Gigli al Quarenghi 2016: «dobbiamo essere testimoni credibili al servizio della vita»

 

Durante il question time conclusivo del 33° Life Happening del seminario “V. Quarenghi” è intervenuto l’On. Gian Luigi Gigli, presidente del Movimento per la Vita. Le domande poste dai giovani partecipanti si sono incentrate sul “come diventare un supereroe per la vita”, tema cornice dell’intero seminario dal titolo “A.A.A. eroi cercasi: giù la maschera ai falsi miti”.

«Per un mondo più giusto c’è bisogno della pazienza e del sacrificio di ognuno», ha commentato Gigli la domanda su quale fosse il metodo per affrontare il volontariato a servizio della vita nascente. «Noi non lavoriamo per la legalità ma per la giustizia maggiore, cioè cercare di dare il suo a chi non ha la forza e il potere per pretenderlo ed esigerlo».

La discussione poi si è spostata sulla necessità di operare una rivoluzione culturale capace di essere propositiva e, allo stesso tempo, capace di entrare in contatto anche con coloro i quali non sono in linea con le idee e i principi caratteristici del Movimento per la Vita, al fine di poter intavolare un dialogo fecondo.

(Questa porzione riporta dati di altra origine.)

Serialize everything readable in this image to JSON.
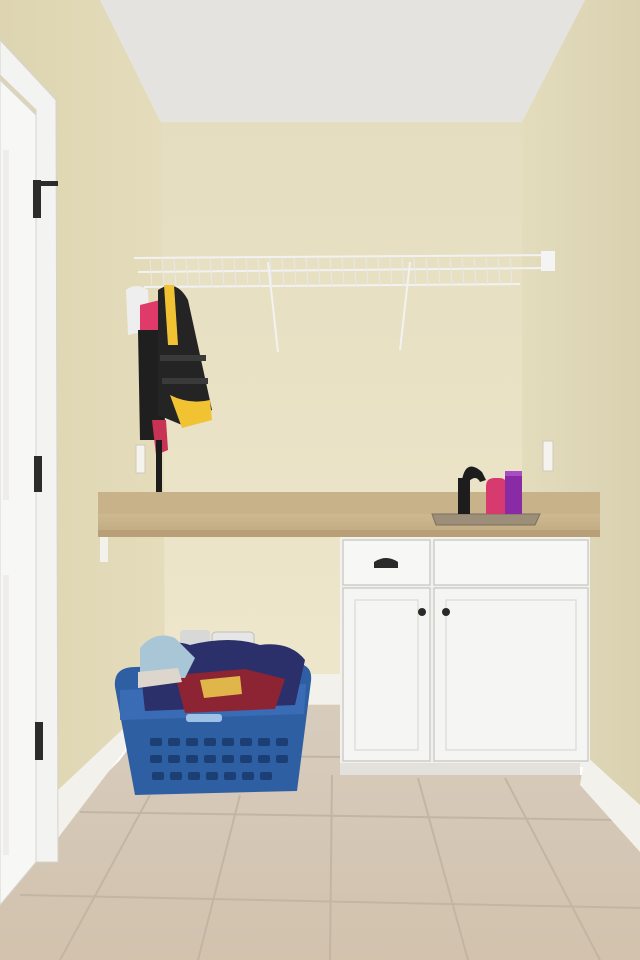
{
  "scene": {
    "description_visible_text": [],
    "colors": {
      "ceiling": "#e6e5e0",
      "back_wall": "#ebe4c7",
      "left_wall": "#e3dbb9",
      "right_wall": "#e6dfc0",
      "floor_tile": "#d6c8b6",
      "grout": "#c2b4a2",
      "counter": "#c9b48e",
      "cabinet": "#f3f3f1",
      "basket": "#2f5fa3",
      "door": "#f6f6f4",
      "trim": "#f4f4f2"
    }
  }
}
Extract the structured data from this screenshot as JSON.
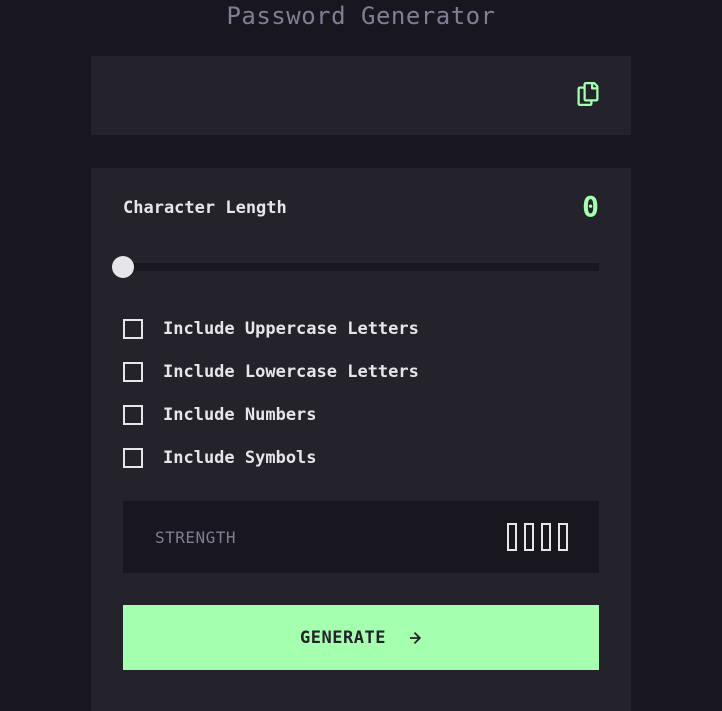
{
  "app": {
    "title": "Password Generator"
  },
  "password": {
    "value": "",
    "copy_icon": "copy-icon"
  },
  "length": {
    "label": "Character Length",
    "value": "0",
    "slider_fraction": 0
  },
  "options": [
    {
      "label": "Include Uppercase Letters",
      "checked": false
    },
    {
      "label": "Include Lowercase Letters",
      "checked": false
    },
    {
      "label": "Include Numbers",
      "checked": false
    },
    {
      "label": "Include Symbols",
      "checked": false
    }
  ],
  "strength": {
    "label": "STRENGTH",
    "level_text": "",
    "bars_filled": 0,
    "bars_total": 4
  },
  "generate": {
    "label": "GENERATE",
    "icon": "arrow-right-icon"
  },
  "colors": {
    "background": "#18171f",
    "panel": "#24232c",
    "accent": "#a4ffaf",
    "text": "#e6e5ea",
    "muted": "#817d92"
  }
}
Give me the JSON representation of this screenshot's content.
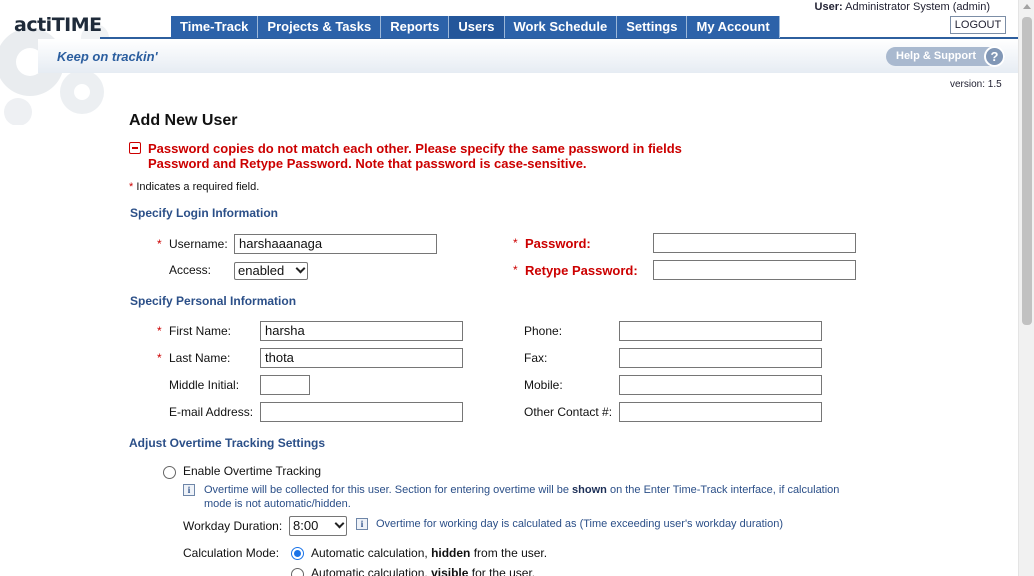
{
  "header": {
    "logo_prefix": "acti",
    "logo_suffix": "TIME",
    "tagline": "Keep on trackin'",
    "user_label": "User:",
    "user_value": "Administrator System (admin)",
    "logout": "LOGOUT",
    "help": "Help & Support",
    "help_glyph": "?",
    "version": "version: 1.5"
  },
  "nav": {
    "items": [
      "Time-Track",
      "Projects & Tasks",
      "Reports",
      "Users",
      "Work Schedule",
      "Settings",
      "My Account"
    ]
  },
  "page": {
    "title": "Add New User",
    "error": "Password copies do not match each other. Please specify the same password in fields Password and Retype Password. Note that password is case-sensitive.",
    "required_star": "*",
    "required_note": " Indicates a required field."
  },
  "login": {
    "section": "Specify Login Information",
    "username_label": "Username:",
    "username_value": "harshaaanaga",
    "access_label": "Access:",
    "access_value": "enabled",
    "password_label": "Password:",
    "password_value": "",
    "retype_label": "Retype Password:",
    "retype_value": ""
  },
  "personal": {
    "section": "Specify Personal Information",
    "first_name_label": "First Name:",
    "first_name_value": "harsha",
    "last_name_label": "Last Name:",
    "last_name_value": "thota",
    "middle_label": "Middle Initial:",
    "middle_value": "",
    "email_label": "E-mail Address:",
    "email_value": "",
    "phone_label": "Phone:",
    "phone_value": "",
    "fax_label": "Fax:",
    "fax_value": "",
    "mobile_label": "Mobile:",
    "mobile_value": "",
    "other_label": "Other Contact #:",
    "other_value": ""
  },
  "overtime": {
    "section": "Adjust Overtime Tracking Settings",
    "enable_label": "Enable Overtime Tracking",
    "info_1_a": "Overtime will be collected for this user. Section for entering overtime will be ",
    "info_1_b": "shown",
    "info_1_c": " on the Enter Time-Track interface, if calculation mode is not automatic/hidden.",
    "workday_label": "Workday Duration:",
    "workday_value": "8:00",
    "info_2": "Overtime for working day is calculated as (Time exceeding user's workday duration)",
    "calc_label": "Calculation Mode:",
    "calc_option_1_a": "Automatic calculation, ",
    "calc_option_1_b": "hidden",
    "calc_option_1_c": " from the user.",
    "calc_option_2_a": "Automatic calculation, ",
    "calc_option_2_b": "visible",
    "calc_option_2_c": " for the user."
  },
  "colors": {
    "nav": "#2c62a9",
    "error": "#cc0000",
    "section": "#2b4f88"
  }
}
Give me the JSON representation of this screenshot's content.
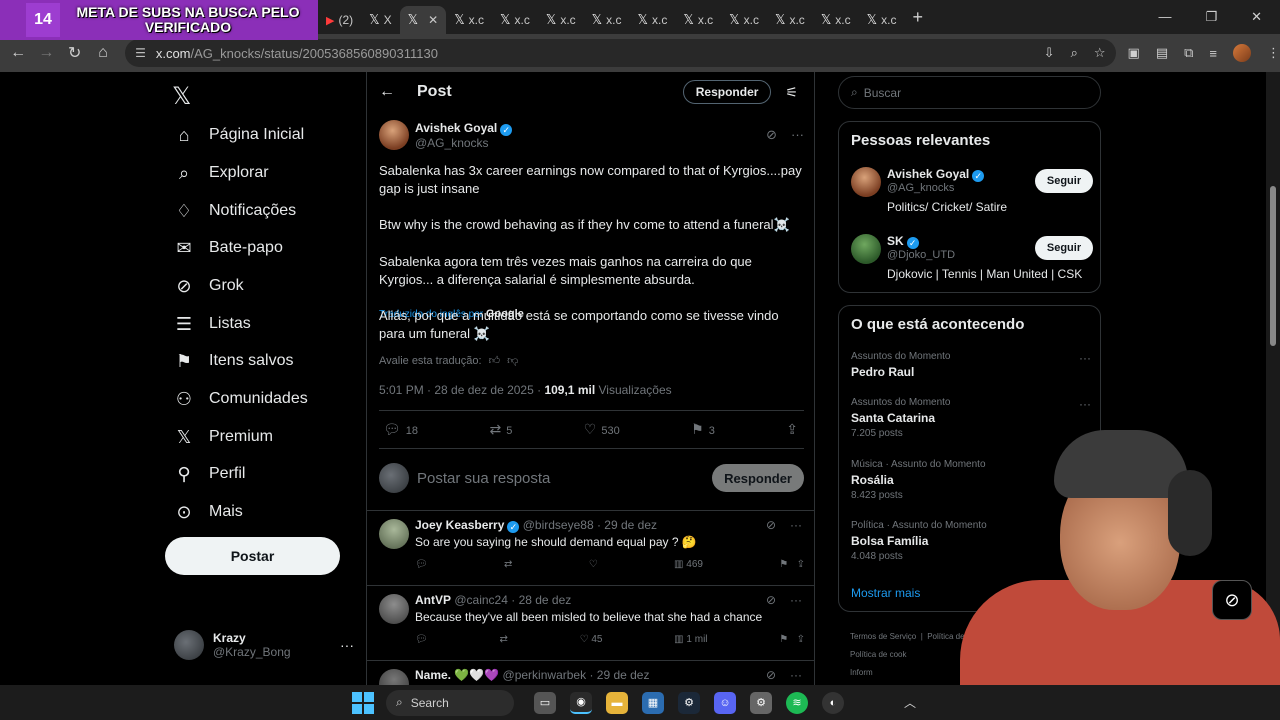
{
  "overlay": {
    "counter": "14",
    "goal": "META DE SUBS NA BUSCA PELO VERIFICADO"
  },
  "tabs": [
    {
      "label": "X"
    },
    {
      "label": "X"
    },
    {
      "label": "x.c"
    },
    {
      "label": "x.c"
    },
    {
      "label": "x.c"
    },
    {
      "label": "x.c"
    },
    {
      "label": "x.c"
    },
    {
      "label": "x.c"
    },
    {
      "label": "x.c"
    },
    {
      "label": "x.c"
    },
    {
      "label": "x.c"
    },
    {
      "label": "x.c"
    }
  ],
  "browser": {
    "youtube_tab": "(2)",
    "url_host": "x.com",
    "url_path": "/AG_knocks/status/2005368560890311130"
  },
  "nav": {
    "items": [
      {
        "label": "Página Inicial",
        "icon": "home-icon"
      },
      {
        "label": "Explorar",
        "icon": "search-icon"
      },
      {
        "label": "Notificações",
        "icon": "bell-icon"
      },
      {
        "label": "Bate-papo",
        "icon": "mail-icon"
      },
      {
        "label": "Grok",
        "icon": "grok-icon"
      },
      {
        "label": "Listas",
        "icon": "list-icon"
      },
      {
        "label": "Itens salvos",
        "icon": "bookmark-icon"
      },
      {
        "label": "Comunidades",
        "icon": "communities-icon"
      },
      {
        "label": "Premium",
        "icon": "x-icon"
      },
      {
        "label": "Perfil",
        "icon": "person-icon"
      },
      {
        "label": "Mais",
        "icon": "more-icon"
      }
    ],
    "post_button": "Postar",
    "account": {
      "name": "Krazy",
      "handle": "@Krazy_Bong"
    }
  },
  "main": {
    "header_title": "Post",
    "reply_pill": "Responder",
    "tweet": {
      "author_name": "Avishek Goyal",
      "author_handle": "@AG_knocks",
      "text_line1": "Sabalenka has 3x career earnings now compared to that of Kyrgios....pay gap is just insane",
      "text_line2": "Btw why is the crowd behaving as if they hv come to attend a funeral☠️",
      "translated_label": "Traduzido do inglês por",
      "translated_by": "Google",
      "translation_line1": "Sabalenka agora tem três vezes mais ganhos na carreira do que Kyrgios... a diferença salarial é simplesmente absurda.",
      "translation_line2": "Aliás, por que a multidão está se comportando como se tivesse vindo para um funeral ☠️",
      "rate_translation": "Avalie esta tradução:",
      "time": "5:01 PM · 28 de dez de 2025 ·",
      "views": "109,1 mil",
      "views_label": "Visualizações",
      "replies": "18",
      "reposts": "5",
      "likes": "530",
      "bookmarks": "3"
    },
    "compose": {
      "placeholder": "Postar sua resposta",
      "button": "Responder"
    },
    "replies": [
      {
        "name": "Joey Keasberry",
        "handle": "@birdseye88",
        "date": "· 29 de dez",
        "text": "So are you saying he should demand equal pay ? 🤔",
        "views": "469",
        "likes": ""
      },
      {
        "name": "AntVP",
        "handle": "@cainc24",
        "date": "· 28 de dez",
        "text": "Because they've all been misled to believe that she had a chance",
        "views": "1 mil",
        "likes": "45"
      },
      {
        "name": "Name. 💚🤍💜",
        "handle": "@perkinwarbek",
        "date": "· 29 de dez",
        "text": "",
        "views": "",
        "likes": ""
      }
    ]
  },
  "right": {
    "search_placeholder": "Buscar",
    "relevant_title": "Pessoas relevantes",
    "people": [
      {
        "name": "Avishek Goyal",
        "handle": "@AG_knocks",
        "bio": "Politics/ Cricket/ Satire",
        "button": "Seguir"
      },
      {
        "name": "SK",
        "handle": "@Djoko_UTD",
        "bio": "Djokovic | Tennis | Man United | CSK",
        "button": "Seguir"
      }
    ],
    "trending_title": "O que está acontecendo",
    "trends": [
      {
        "context": "Assuntos do Momento",
        "name": "Pedro Raul",
        "count": ""
      },
      {
        "context": "Assuntos do Momento",
        "name": "Santa Catarina",
        "count": "7.205 posts"
      },
      {
        "context": "Música · Assunto do Momento",
        "name": "Rosália",
        "count": "8.423 posts"
      },
      {
        "context": "Política · Assunto do Momento",
        "name": "Bolsa Família",
        "count": "4.048 posts"
      }
    ],
    "show_more": "Mostrar mais",
    "footer": [
      "Termos de Serviço",
      "Política de P",
      "Política de cook",
      "Inform"
    ]
  },
  "taskbar": {
    "search": "Search"
  },
  "colors": {
    "accent": "#1d9bf0",
    "overlay": "#8b2fb8",
    "background": "#000000"
  }
}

«Oggi è necessaria una resistenza capace di ridare speranza: voi giovani dovete essere i protagonisti», ha commentato Gigli. Allo stesso tempo «nella società odierna – ha puntualizzato Gigli – dobbiamo essere testimoni credibili: tanto dal lato culturale quanto per quello della testimonianza. Perché una cultura che non dà testimonianza non è credibile: deve essere questo il metodo con cui affrontare il volontariato prolife».

«Vi incoraggio: non disperdete le energie che sono emerse in questo Quarenghi», ha concluso.